DSP Module: Convolution + leading zeroes

dsp_module

#1

I’m trying to get convolution working as in the DSP plugin demo but I’m having a problem with the loaded impulse responses.

I load two different impulse responses. One of the impulse responses a simple delay: 512 zeros, an impulse and 512 more zeroes. The other is an IR with length 1025 samples and Tukey windowing. I’m loading them using convolution.loadImpulseResponse(BinaryData::delayFIR_wav, BinaryData::delayFIR_wavSize, false, maxSize);

The problem is, when I pass an impulse through the VST plugin, the signal from the first impulse (the delay) isn’t delayed and second impulse is shifted slightly early.
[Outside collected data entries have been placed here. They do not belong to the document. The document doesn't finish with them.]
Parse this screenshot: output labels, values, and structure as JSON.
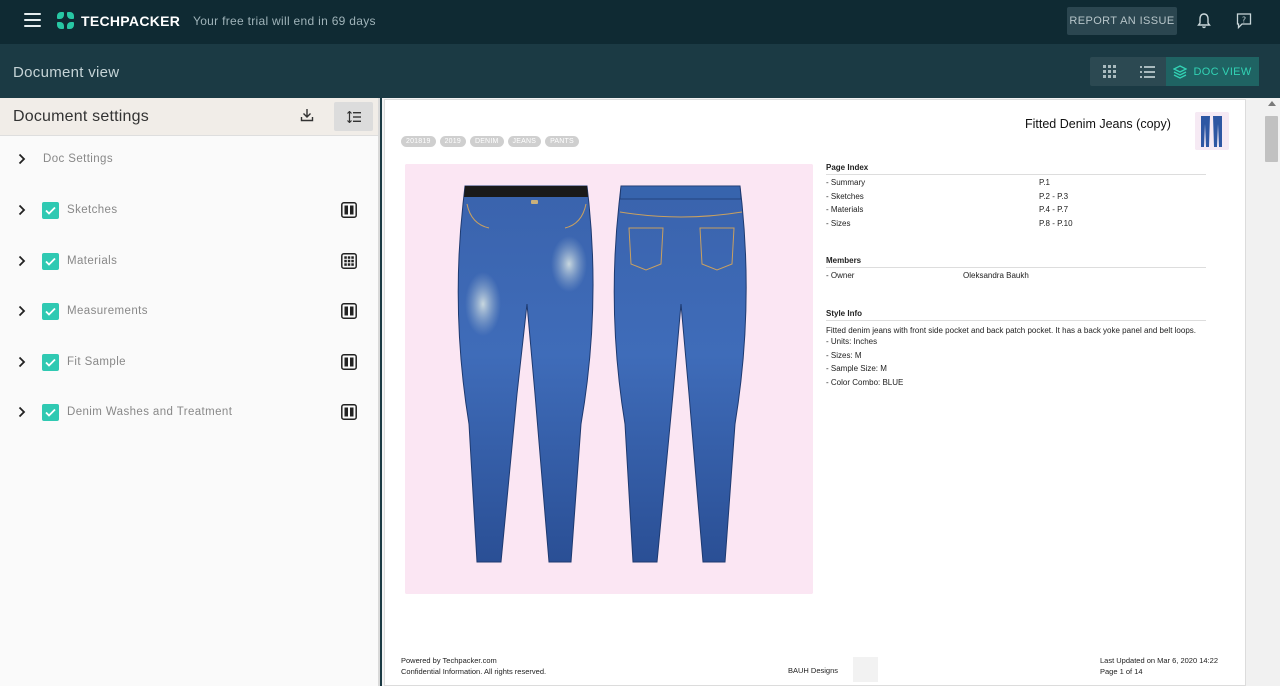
{
  "app": {
    "brand": "TECHPACKER",
    "trial_text": "Your free trial will end in 69 days",
    "report_label": "REPORT AN ISSUE",
    "accent_color": "#2fc9b2"
  },
  "subbar": {
    "page_title": "Document view",
    "doc_view_label": "DOC VIEW"
  },
  "settings": {
    "title": "Document settings",
    "items": [
      {
        "label": "Doc Settings",
        "checked": false,
        "layout_icon": "none"
      },
      {
        "label": "Sketches",
        "checked": true,
        "layout_icon": "two-column-icon"
      },
      {
        "label": "Materials",
        "checked": true,
        "layout_icon": "grid-layout-icon"
      },
      {
        "label": "Measurements",
        "checked": true,
        "layout_icon": "two-column-icon"
      },
      {
        "label": "Fit Sample",
        "checked": true,
        "layout_icon": "two-column-icon"
      },
      {
        "label": "Denim Washes and Treatment",
        "checked": true,
        "layout_icon": "two-column-icon"
      }
    ]
  },
  "document": {
    "title": "Fitted Denim Jeans (copy)",
    "tags": [
      "201819",
      "2019",
      "DENIM",
      "JEANS",
      "PANTS"
    ],
    "page_index": {
      "heading": "Page Index",
      "rows": [
        {
          "label": "- Summary",
          "page": "P.1"
        },
        {
          "label": "- Sketches",
          "page": "P.2 - P.3"
        },
        {
          "label": "- Materials",
          "page": "P.4 - P.7"
        },
        {
          "label": "- Sizes",
          "page": "P.8 - P.10"
        }
      ]
    },
    "members": {
      "heading": "Members",
      "rows": [
        {
          "label": "- Owner",
          "value": "Oleksandra Baukh"
        }
      ]
    },
    "style_info": {
      "heading": "Style Info",
      "description": "Fitted denim jeans with front side pocket and back patch pocket. It has a back yoke panel and belt loops.",
      "lines": [
        "- Units: Inches",
        "- Sizes: M",
        "- Sample Size: M",
        "- Color Combo: BLUE"
      ]
    },
    "footer": {
      "powered": "Powered by Techpacker.com",
      "confidential": "Confidential Information. All rights reserved.",
      "company": "BAUH Designs",
      "updated": "Last Updated on Mar 6, 2020 14:22",
      "page": "Page 1 of 14"
    }
  }
}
It seems like all my leading zeros are being removed somewhere (for compression?).
If I set the first sample in both .wav IRs to 1.0 then I don’t have a problem, the IR goes from the beginning.

Is there something I’m missing and I can switch off whatever compression is happening when the IRs are loaded?
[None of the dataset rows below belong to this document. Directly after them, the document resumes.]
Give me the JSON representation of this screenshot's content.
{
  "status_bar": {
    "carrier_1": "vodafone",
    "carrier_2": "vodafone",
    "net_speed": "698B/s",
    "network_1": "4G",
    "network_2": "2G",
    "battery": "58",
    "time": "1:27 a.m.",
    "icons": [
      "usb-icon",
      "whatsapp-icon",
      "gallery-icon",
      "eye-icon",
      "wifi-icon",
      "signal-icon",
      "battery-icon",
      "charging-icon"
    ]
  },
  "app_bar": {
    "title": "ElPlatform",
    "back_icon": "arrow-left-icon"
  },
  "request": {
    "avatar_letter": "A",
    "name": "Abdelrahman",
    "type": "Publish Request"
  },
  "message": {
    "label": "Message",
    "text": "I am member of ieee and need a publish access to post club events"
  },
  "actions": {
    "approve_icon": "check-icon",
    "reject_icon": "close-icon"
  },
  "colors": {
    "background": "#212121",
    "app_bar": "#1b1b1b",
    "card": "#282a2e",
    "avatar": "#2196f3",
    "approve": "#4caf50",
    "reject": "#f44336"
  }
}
Also, there is a gain scaling happening as well, but I will tackle that once I get the full IRs to load properly…

Thanks in advance!

EDIT: I’ve just found the trimAndResampleImpulseResponse() function in juce_Convolution.cpp. This seems to be the culprit. Unfortunately, there doesn’t appear to be any way to bypass this without me patching JUCE. Any one know any other methods for getting the full impulse response loaded?


#2

Hello ! I’ll probably add an option to make the trimming optional next week :wink:


#3

Great! Thanks!

For now, setting the first and last samples to just greater than the -80dB threshold should stop it, but it’s always nicer not to have to add “noise” to the impulse response :slight_smile:


#4

@IvanC I’ve been looking through this again and noticed that the IR is also normalised. Will it also be possible to avoid this? Ideally there would be an option to use the unprocessed IRs. For now my workaround is to add a sample at the start and end that avoid the trimming and calculating the normalisation coefficient independently and applying the inverse.